I think this blog may fool people sometimes, although anyone who knows me personally will probably laugh at the thought of anyone thinking that I have it all together. There are a lot of areas where I struggle, but the absolute BIGGEST struggle in life for me is being pregnant. And guess what? I am.
I am only 6 weeks along and in the throws of sickness, just like my last one. With Pac-Man I had no sickness just didn’t enjoy being prego at all. With Krash I was so sick at one point I didn’t leave my house for over 3 weeks, and probably showered a total of 3 times during that. It was awful.
We had plans to try to wait and make the news public closer to 12 weeks, with the hopes that sickness wouldn’t overtake me, but it set in about 4 days ago and is hitting hard. So, the news is out. I hesitated about putting the news on this blog since it is more public, but I realized that I have gotten to know many of you through our online times together, I felt like I wouldn’t be honest if I hid it. We’re the kind of people who put it all out there anyway. So no matter what God’s plan is for the next few weeks or months, we’re ready.
I am having a hard time even getting out of bed, (praise my wonderful husband-he is awesome), let alone homeschooling, or taking any photos. The blog might lay dormant for a few weeks depending on how this sickness moves forward. I do plan to put up the Tot School Mr Linky on Sunday’s at least, even if I don’t have many photos to show!

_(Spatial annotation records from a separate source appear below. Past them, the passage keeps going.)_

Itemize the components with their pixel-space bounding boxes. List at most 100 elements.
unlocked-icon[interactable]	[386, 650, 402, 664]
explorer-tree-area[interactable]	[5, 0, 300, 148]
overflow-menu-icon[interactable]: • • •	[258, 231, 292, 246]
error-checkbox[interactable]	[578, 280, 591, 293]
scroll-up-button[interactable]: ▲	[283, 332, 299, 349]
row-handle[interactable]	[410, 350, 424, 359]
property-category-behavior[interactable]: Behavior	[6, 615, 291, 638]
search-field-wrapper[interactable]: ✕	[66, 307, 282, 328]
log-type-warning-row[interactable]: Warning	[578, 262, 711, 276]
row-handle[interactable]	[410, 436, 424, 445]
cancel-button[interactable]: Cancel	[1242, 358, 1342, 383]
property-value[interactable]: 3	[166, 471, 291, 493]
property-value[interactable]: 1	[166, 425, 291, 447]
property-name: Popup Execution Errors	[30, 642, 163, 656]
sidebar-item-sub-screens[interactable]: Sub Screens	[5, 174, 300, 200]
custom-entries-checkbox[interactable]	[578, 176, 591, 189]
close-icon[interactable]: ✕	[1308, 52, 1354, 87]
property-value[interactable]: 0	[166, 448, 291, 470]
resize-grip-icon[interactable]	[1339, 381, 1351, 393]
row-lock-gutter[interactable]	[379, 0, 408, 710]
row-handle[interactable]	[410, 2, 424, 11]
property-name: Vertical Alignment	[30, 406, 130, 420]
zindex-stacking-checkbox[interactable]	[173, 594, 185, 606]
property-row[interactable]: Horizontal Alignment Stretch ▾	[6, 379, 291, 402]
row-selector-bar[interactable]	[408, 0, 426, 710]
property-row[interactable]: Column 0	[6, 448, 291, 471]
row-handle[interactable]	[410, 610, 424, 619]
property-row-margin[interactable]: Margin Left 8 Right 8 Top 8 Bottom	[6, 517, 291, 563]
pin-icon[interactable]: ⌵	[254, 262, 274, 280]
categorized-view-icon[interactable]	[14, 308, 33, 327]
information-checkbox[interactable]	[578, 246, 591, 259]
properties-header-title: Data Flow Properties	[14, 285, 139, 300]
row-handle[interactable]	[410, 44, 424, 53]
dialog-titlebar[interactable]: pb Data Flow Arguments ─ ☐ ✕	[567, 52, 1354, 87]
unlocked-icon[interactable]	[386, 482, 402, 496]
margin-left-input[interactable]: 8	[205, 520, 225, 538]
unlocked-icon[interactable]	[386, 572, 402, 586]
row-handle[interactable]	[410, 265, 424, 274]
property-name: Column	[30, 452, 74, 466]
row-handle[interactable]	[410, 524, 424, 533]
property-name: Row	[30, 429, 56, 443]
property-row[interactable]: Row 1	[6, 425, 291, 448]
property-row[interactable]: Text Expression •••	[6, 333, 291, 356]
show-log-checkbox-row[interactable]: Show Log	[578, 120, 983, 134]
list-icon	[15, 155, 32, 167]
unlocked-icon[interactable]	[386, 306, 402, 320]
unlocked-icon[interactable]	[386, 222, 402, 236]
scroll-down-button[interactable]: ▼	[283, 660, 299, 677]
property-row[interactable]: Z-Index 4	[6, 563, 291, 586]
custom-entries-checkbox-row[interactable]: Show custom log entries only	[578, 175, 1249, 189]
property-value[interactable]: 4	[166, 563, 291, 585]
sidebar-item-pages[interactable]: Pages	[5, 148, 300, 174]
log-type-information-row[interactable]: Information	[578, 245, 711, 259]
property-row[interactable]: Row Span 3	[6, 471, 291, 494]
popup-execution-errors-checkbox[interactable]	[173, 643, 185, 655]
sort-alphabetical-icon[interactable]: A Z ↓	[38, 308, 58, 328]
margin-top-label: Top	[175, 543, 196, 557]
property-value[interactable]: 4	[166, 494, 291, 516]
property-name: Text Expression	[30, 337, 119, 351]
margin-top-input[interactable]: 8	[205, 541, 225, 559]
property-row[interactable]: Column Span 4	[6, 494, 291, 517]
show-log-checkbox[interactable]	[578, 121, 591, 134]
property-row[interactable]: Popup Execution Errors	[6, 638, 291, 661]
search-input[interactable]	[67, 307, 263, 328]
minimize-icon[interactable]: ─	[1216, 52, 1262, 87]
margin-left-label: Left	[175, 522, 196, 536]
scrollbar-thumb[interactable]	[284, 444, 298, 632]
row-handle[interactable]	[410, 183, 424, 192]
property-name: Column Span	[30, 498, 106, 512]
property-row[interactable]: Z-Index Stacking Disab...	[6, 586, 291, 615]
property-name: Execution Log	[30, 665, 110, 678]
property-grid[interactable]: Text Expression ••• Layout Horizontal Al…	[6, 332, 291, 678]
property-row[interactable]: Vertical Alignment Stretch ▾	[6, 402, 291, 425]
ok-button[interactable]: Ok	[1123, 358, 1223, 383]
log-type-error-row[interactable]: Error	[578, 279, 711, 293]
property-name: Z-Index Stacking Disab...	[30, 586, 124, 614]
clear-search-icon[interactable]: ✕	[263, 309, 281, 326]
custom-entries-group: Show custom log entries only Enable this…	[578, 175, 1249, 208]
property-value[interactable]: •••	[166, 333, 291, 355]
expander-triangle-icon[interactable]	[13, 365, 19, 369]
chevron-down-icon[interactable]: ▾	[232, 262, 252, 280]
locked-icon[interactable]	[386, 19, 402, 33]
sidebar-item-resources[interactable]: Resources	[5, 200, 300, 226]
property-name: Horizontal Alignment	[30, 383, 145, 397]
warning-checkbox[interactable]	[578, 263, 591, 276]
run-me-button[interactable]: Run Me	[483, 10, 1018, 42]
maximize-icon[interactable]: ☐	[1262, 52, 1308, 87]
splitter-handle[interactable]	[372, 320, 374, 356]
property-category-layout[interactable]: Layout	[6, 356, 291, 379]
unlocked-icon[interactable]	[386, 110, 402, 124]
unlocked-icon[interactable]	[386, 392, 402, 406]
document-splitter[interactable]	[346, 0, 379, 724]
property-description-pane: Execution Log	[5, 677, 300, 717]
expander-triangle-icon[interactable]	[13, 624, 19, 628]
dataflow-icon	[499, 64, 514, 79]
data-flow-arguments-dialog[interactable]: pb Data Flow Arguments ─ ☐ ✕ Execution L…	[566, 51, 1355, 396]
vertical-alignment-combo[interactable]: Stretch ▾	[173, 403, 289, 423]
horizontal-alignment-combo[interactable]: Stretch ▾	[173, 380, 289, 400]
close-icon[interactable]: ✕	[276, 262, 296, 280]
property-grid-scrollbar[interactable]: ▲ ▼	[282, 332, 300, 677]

I feel much like a failure, like a wimp, and I don’t like it. We have barely gotten through 1 day of school lessons in 3 days, and most of that was done with Pac sitting beside me while I lay on my bed. Anyone else been through this? I don’t know how we are going to school at all until this lifts a bit. And Krash, oh my-that’s a whole nother battle, just keeping up with him.
We go to Disney World with my parents on Saturday, a trip I have been looking forward to for a long time. I am praying God will give me enough of a break in the sickness to be able to enjoy moments with my boys.
Oh and to answer the question I know many of you are dying to ask…Yes this baby was planned…by God. ha ha!